Advise females of reproductive potential and males with female partners of reproductive potential to use effective nonhormonal contraception during and for 6 months following therapy.
Doxorubicin may impair fertility in men and women. In men, doxorubicin may damage spermatozoa and testicular tissue, resulting in possible genetic fetal abnormalities; may also result in oligospermia, azoospermia, and permanent loss of fertility (sperm counts have been reported to return to normal levels in some men, occurring several years after the end of therapy). In females of reproductive potential, doxorubicin may cause infertility and result in amenorrhea; premature menopause can occur.
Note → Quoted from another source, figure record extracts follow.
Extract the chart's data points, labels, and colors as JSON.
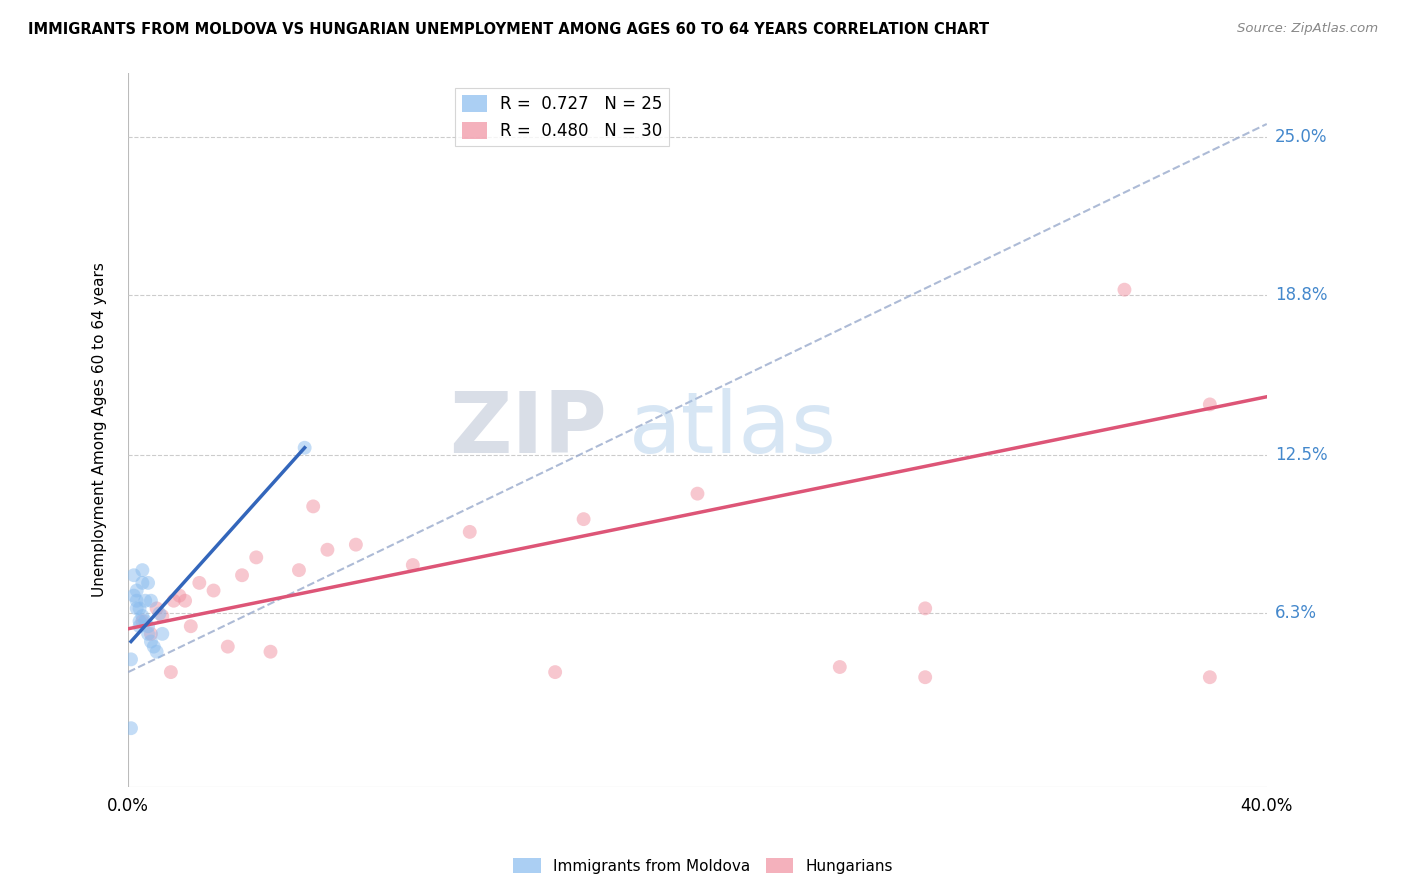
{
  "title": "IMMIGRANTS FROM MOLDOVA VS HUNGARIAN UNEMPLOYMENT AMONG AGES 60 TO 64 YEARS CORRELATION CHART",
  "source": "Source: ZipAtlas.com",
  "ylabel": "Unemployment Among Ages 60 to 64 years",
  "ytick_labels": [
    "6.3%",
    "12.5%",
    "18.8%",
    "25.0%"
  ],
  "ytick_values": [
    0.063,
    0.125,
    0.188,
    0.25
  ],
  "xlim": [
    0.0,
    0.4
  ],
  "ylim": [
    -0.005,
    0.275
  ],
  "watermark_zip": "ZIP",
  "watermark_atlas": "atlas",
  "legend_line1": "R =  0.727   N = 25",
  "legend_line2": "R =  0.480   N = 30",
  "moldova_scatter_x": [
    0.001,
    0.002,
    0.002,
    0.003,
    0.003,
    0.003,
    0.004,
    0.004,
    0.004,
    0.005,
    0.005,
    0.005,
    0.006,
    0.006,
    0.007,
    0.007,
    0.007,
    0.008,
    0.008,
    0.009,
    0.01,
    0.011,
    0.012,
    0.062,
    0.001
  ],
  "moldova_scatter_y": [
    0.045,
    0.07,
    0.078,
    0.065,
    0.068,
    0.072,
    0.06,
    0.065,
    0.058,
    0.062,
    0.075,
    0.08,
    0.06,
    0.068,
    0.055,
    0.058,
    0.075,
    0.052,
    0.068,
    0.05,
    0.048,
    0.063,
    0.055,
    0.128,
    0.018
  ],
  "hungarian_scatter_x": [
    0.005,
    0.008,
    0.01,
    0.012,
    0.015,
    0.016,
    0.018,
    0.02,
    0.022,
    0.025,
    0.03,
    0.035,
    0.04,
    0.045,
    0.05,
    0.06,
    0.065,
    0.07,
    0.08,
    0.1,
    0.12,
    0.15,
    0.16,
    0.2,
    0.25,
    0.28,
    0.35,
    0.38,
    0.38,
    0.28
  ],
  "hungarian_scatter_y": [
    0.06,
    0.055,
    0.065,
    0.062,
    0.04,
    0.068,
    0.07,
    0.068,
    0.058,
    0.075,
    0.072,
    0.05,
    0.078,
    0.085,
    0.048,
    0.08,
    0.105,
    0.088,
    0.09,
    0.082,
    0.095,
    0.04,
    0.1,
    0.11,
    0.042,
    0.065,
    0.19,
    0.145,
    0.038,
    0.038
  ],
  "moldova_trendline_x": [
    0.001,
    0.062
  ],
  "moldova_trendline_y": [
    0.052,
    0.128
  ],
  "dashed_trendline_x": [
    0.0,
    0.4
  ],
  "dashed_trendline_y": [
    0.04,
    0.255
  ],
  "hungarian_trendline_x": [
    0.0,
    0.4
  ],
  "hungarian_trendline_y": [
    0.057,
    0.148
  ],
  "scatter_alpha": 0.5,
  "scatter_size": 100,
  "grid_color": "#cccccc",
  "background_color": "#ffffff",
  "blue_color": "#88bbee",
  "pink_color": "#f090a0",
  "blue_line_color": "#3366bb",
  "pink_line_color": "#dd5577",
  "dashed_line_color": "#99aacc",
  "ytick_color": "#4488cc",
  "xtick_positions": [
    0.0,
    0.1,
    0.2,
    0.3,
    0.4
  ],
  "xtick_labels": [
    "0.0%",
    "",
    "",
    "",
    "40.0%"
  ]
}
A pregnancy registry is available for all cancers diagnosed during pregnancy at Cooper Health (877-635-4499).
Patient Education
What is this drug used for?
- It is used to treat cancer.
Frequently reported side effects of this drug
- Hair loss
- Nausea
- Vomiting
- Diarrhea
- Mouth irritation
- Mouth sores
- Nail changes
- Urine discoloration
Other side effects of this drug: Talk with your doctor right away if you have any of these signs of:
- Infection
- Heart problems like cough or shortness of breath that is new or worse, swelling of the ankles or legs, abnormal heartbeat, weight gain of more than five pounds in 24 hours, dizziness, or passing out.
- Bleeding like vomiting blood or vomit that looks like coffee grounds; coughing up blood; blood in the urine; black, red, or tarry stools; bleeding from the gums; abnormal vaginal bleeding; bruises without a reason or that get bigger; or any severe or persistent bleeding.
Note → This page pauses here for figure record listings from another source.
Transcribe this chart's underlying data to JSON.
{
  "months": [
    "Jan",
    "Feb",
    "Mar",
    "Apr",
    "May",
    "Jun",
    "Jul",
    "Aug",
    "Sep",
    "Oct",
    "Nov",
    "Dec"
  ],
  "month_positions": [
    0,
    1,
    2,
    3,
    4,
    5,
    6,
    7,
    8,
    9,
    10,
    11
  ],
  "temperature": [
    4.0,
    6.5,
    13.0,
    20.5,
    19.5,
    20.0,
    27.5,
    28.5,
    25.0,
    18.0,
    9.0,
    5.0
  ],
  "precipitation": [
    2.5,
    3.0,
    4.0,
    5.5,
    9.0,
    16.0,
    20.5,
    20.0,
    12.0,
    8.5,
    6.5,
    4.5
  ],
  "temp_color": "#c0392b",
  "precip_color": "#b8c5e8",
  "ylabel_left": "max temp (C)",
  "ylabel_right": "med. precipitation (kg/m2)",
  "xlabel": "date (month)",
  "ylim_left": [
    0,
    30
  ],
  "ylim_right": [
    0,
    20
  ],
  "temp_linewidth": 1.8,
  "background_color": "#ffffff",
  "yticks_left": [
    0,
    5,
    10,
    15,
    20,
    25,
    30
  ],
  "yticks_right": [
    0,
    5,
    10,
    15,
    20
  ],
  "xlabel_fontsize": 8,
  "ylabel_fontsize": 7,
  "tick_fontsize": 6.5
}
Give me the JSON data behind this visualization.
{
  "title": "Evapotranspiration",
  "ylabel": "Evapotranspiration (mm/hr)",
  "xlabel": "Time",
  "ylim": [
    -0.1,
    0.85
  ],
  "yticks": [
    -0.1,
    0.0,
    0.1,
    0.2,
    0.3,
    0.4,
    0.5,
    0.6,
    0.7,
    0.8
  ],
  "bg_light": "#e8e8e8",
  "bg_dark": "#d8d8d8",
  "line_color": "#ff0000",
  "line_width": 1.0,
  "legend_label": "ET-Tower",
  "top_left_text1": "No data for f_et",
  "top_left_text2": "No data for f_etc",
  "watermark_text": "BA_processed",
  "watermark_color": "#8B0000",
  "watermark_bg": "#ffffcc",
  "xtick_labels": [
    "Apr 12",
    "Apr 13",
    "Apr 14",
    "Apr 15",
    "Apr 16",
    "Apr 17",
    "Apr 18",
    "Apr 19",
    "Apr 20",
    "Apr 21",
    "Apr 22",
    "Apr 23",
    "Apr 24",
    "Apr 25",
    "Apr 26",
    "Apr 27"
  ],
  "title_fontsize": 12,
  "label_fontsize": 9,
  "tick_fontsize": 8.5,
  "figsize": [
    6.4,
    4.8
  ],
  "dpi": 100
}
- Severe injection site redness, pain, swelling, or skin irritation
- Severe loss of strength or energy
- Tumor lysis syndrome like fast heartbeat or abnormal heartbeat; any passing out; not able to pass urine; muscle weakness or cramps; nausea, vomiting, diarrhea or lack of appetite; or feeling sluggish.
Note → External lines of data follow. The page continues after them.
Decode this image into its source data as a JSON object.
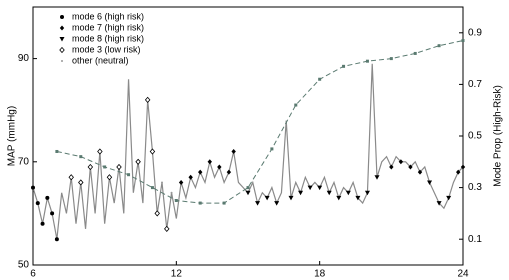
{
  "chart_data": {
    "type": "line",
    "ylabel": "MAP (mmHg)",
    "y2label": "Mode Prop (High-Risk)",
    "xlim": [
      6,
      24
    ],
    "xticks": [
      6,
      12,
      18,
      24
    ],
    "ylim": [
      50,
      100
    ],
    "yticks": [
      50,
      70,
      90
    ],
    "y2lim": [
      0,
      1
    ],
    "y2ticks": [
      0.1,
      0.3,
      0.5,
      0.7,
      0.9
    ],
    "legend": "upper left",
    "series": [
      {
        "color": "#8a8a8a",
        "marker": "none",
        "x": [
          6.0,
          6.2,
          6.4,
          6.6,
          6.8,
          7.0,
          7.2,
          7.4,
          7.6,
          7.8,
          8.0,
          8.2,
          8.4,
          8.6,
          8.8,
          9.0,
          9.2,
          9.4,
          9.6,
          9.8,
          10.0,
          10.2,
          10.4,
          10.6,
          10.8,
          11.0,
          11.2,
          11.4,
          11.6,
          11.8,
          12.0,
          12.2,
          12.4,
          12.6,
          12.8,
          13.0,
          13.2,
          13.4,
          13.6,
          13.8,
          14.0,
          14.2,
          14.4,
          14.6,
          14.8,
          15.0,
          15.2,
          15.4,
          15.6,
          15.8,
          16.0,
          16.2,
          16.4,
          16.6,
          16.8,
          17.0,
          17.2,
          17.4,
          17.6,
          17.8,
          18.0,
          18.2,
          18.4,
          18.6,
          18.8,
          19.0,
          19.2,
          19.4,
          19.6,
          19.8,
          20.0,
          20.2,
          20.4,
          20.6,
          20.8,
          21.0,
          21.2,
          21.4,
          21.6,
          21.8,
          22.0,
          22.2,
          22.4,
          22.6,
          22.8,
          23.0,
          23.2,
          23.4,
          23.6,
          23.8,
          24.0
        ],
        "values": [
          65,
          62,
          58,
          63,
          60,
          55,
          64,
          60,
          67,
          58,
          66,
          57,
          69,
          60,
          72,
          58,
          67,
          62,
          69,
          60,
          86,
          64,
          70,
          62,
          82,
          72,
          60,
          66,
          57,
          64,
          59,
          66,
          63,
          67,
          65,
          68,
          66,
          70,
          67,
          69,
          66,
          68,
          72,
          66,
          65,
          64,
          66,
          62,
          64,
          63,
          65,
          62,
          64,
          78,
          63,
          66,
          64,
          67,
          65,
          66,
          65,
          67,
          64,
          66,
          63,
          65,
          64,
          66,
          63,
          62,
          64,
          89,
          67,
          70,
          71,
          69,
          71,
          70,
          70,
          69,
          70,
          68,
          69,
          66,
          64,
          62,
          61,
          63,
          66,
          68,
          69
        ]
      },
      {
        "name": "mode 6 (high risk)",
        "color": "#000000",
        "marker": "circle",
        "x": [
          6.0,
          6.2,
          6.4,
          6.6,
          6.8,
          7.0
        ],
        "values": [
          65,
          62,
          58,
          63,
          60,
          55
        ]
      },
      {
        "name": "mode 7 (high risk)",
        "color": "#000000",
        "marker": "diamond",
        "x": [
          12.2,
          12.6,
          13.0,
          13.4,
          13.8,
          14.2,
          14.4,
          21.0,
          21.4,
          21.8,
          22.2,
          23.8,
          24.0
        ],
        "values": [
          66,
          67,
          68,
          70,
          69,
          68,
          72,
          69,
          70,
          69,
          68,
          68,
          69
        ]
      },
      {
        "name": "mode 8 (high risk)",
        "color": "#000000",
        "marker": "triangle",
        "x": [
          15.0,
          15.4,
          15.8,
          16.2,
          16.8,
          17.2,
          17.6,
          18.0,
          18.4,
          18.8,
          19.2,
          19.6,
          20.0,
          20.4,
          22.6,
          23.0,
          23.4
        ],
        "values": [
          64,
          62,
          63,
          62,
          63,
          64,
          65,
          65,
          64,
          63,
          64,
          63,
          64,
          67,
          66,
          62,
          63
        ]
      },
      {
        "name": "mode 3 (low risk)",
        "color": "#000000",
        "marker": "open-diamond",
        "x": [
          7.6,
          8.0,
          8.4,
          8.8,
          9.2,
          9.6,
          10.4,
          10.8,
          11.0,
          11.2,
          11.6
        ],
        "values": [
          67,
          66,
          69,
          72,
          67,
          69,
          70,
          82,
          72,
          60,
          57
        ]
      },
      {
        "name": "other (neutral)",
        "color": "#9a9a9a",
        "marker": "dot",
        "x": [
          11.4,
          11.8
        ],
        "values": [
          66,
          64
        ]
      },
      {
        "color": "#5a7a70",
        "marker": "square",
        "dashed": true,
        "axis": "y2",
        "x": [
          7,
          8,
          9,
          10,
          11,
          12,
          13,
          14,
          15,
          16,
          17,
          18,
          19,
          20,
          21,
          22,
          23,
          24
        ],
        "values": [
          0.44,
          0.42,
          0.38,
          0.35,
          0.3,
          0.25,
          0.24,
          0.24,
          0.3,
          0.45,
          0.62,
          0.72,
          0.77,
          0.79,
          0.8,
          0.82,
          0.85,
          0.87
        ]
      }
    ]
  }
}
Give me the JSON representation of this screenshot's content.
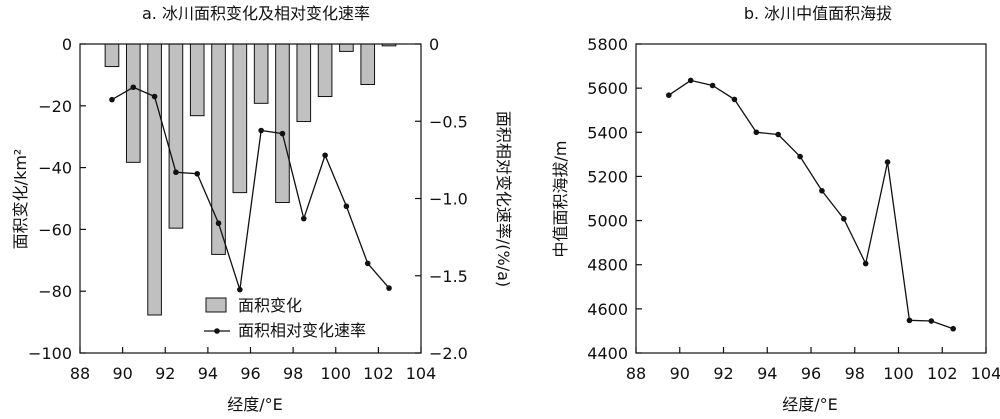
{
  "chart_data": [
    {
      "type": "bar",
      "title": "a. 冰川面积变化及相对变化速率",
      "xlabel": "经度/°E",
      "ylabel": "面积变化/km²",
      "y2label": "面积相对变化速率/(%/a)",
      "xlim": [
        88,
        104
      ],
      "ylim": [
        -100,
        0
      ],
      "y2lim": [
        -2.0,
        0
      ],
      "xticks": [
        "88",
        "90",
        "92",
        "94",
        "96",
        "98",
        "100",
        "102",
        "104"
      ],
      "yticks": [
        "0",
        "−20",
        "−40",
        "−60",
        "−80",
        "−100"
      ],
      "y2ticks": [
        "0",
        "−0.5",
        "−1.0",
        "−1.5",
        "−2.0"
      ],
      "legend": {
        "placement": "bottom-center",
        "bar_label": "面积变化",
        "line_label": "面积相对变化速率"
      },
      "bar_color": "#c0c0c0",
      "series": [
        {
          "name": "面积变化",
          "kind": "bar",
          "axis": "left",
          "x": [
            89.5,
            90.5,
            91.5,
            92.5,
            93.5,
            94.5,
            95.5,
            96.5,
            97.5,
            98.5,
            99.5,
            100.5,
            101.5,
            102.5
          ],
          "values": [
            -7.3,
            -38.3,
            -87.7,
            -59.6,
            -23.2,
            -68.1,
            -48.1,
            -19.2,
            -51.3,
            -25.1,
            -17.0,
            -2.4,
            -13.1,
            -0.6
          ]
        },
        {
          "name": "面积相对变化速率",
          "kind": "line",
          "axis": "right",
          "x": [
            89.5,
            90.5,
            91.5,
            92.5,
            93.5,
            94.5,
            95.5,
            96.5,
            97.5,
            98.5,
            99.5,
            100.5,
            101.5,
            102.5
          ],
          "values": [
            -0.36,
            -0.28,
            -0.34,
            -0.83,
            -0.84,
            -1.16,
            -1.59,
            -0.56,
            -0.58,
            -1.13,
            -0.72,
            -1.05,
            -1.42,
            -1.58
          ]
        }
      ]
    },
    {
      "type": "line",
      "title": "b. 冰川中值面积海拔",
      "xlabel": "经度/°E",
      "ylabel": "中值面积海拔/m",
      "xlim": [
        88,
        104
      ],
      "ylim": [
        4400,
        5800
      ],
      "xticks": [
        "88",
        "90",
        "92",
        "94",
        "96",
        "98",
        "100",
        "102",
        "104"
      ],
      "yticks": [
        "5800",
        "5600",
        "5400",
        "5200",
        "5000",
        "4800",
        "4600",
        "4400"
      ],
      "series": [
        {
          "x": [
            89.5,
            90.5,
            91.5,
            92.5,
            93.5,
            94.5,
            95.5,
            96.5,
            97.5,
            98.5,
            99.5,
            100.5,
            101.5,
            102.5
          ],
          "values": [
            5568,
            5635,
            5612,
            5549,
            5400,
            5390,
            5290,
            5135,
            5008,
            4805,
            5265,
            4548,
            4545,
            4510
          ]
        }
      ]
    }
  ]
}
- Signs of a significant reaction like wheezing; chest tightness; fever; itching; bad cough; blue skin color; seizures; or swelling of face, lips, tongue, or throat.
Note: This is not a comprehensive list of all side effects. Talk to your doctor if you have questions.
Consumer Information Use and Disclaimer: This information should not be used to decide whether or not to take this medicine or any other medicine. Only the healthcare provider has the knowledge and training to decide which medicines are right for a specific patient. This information does not endorse any medicine as safe, effective, or approved for treating any patient or health condition. This is only a brief summary of general information about this medicine. It does NOT include all information about the possible uses, directions, warnings, precautions, interactions, adverse effects, or risks that may apply to this medicine. This information is not specific medical advice and does not replace information you receive from the healthcare provider. You must talk with the healthcare provider for complete information about the risks and benefits of using this medicine.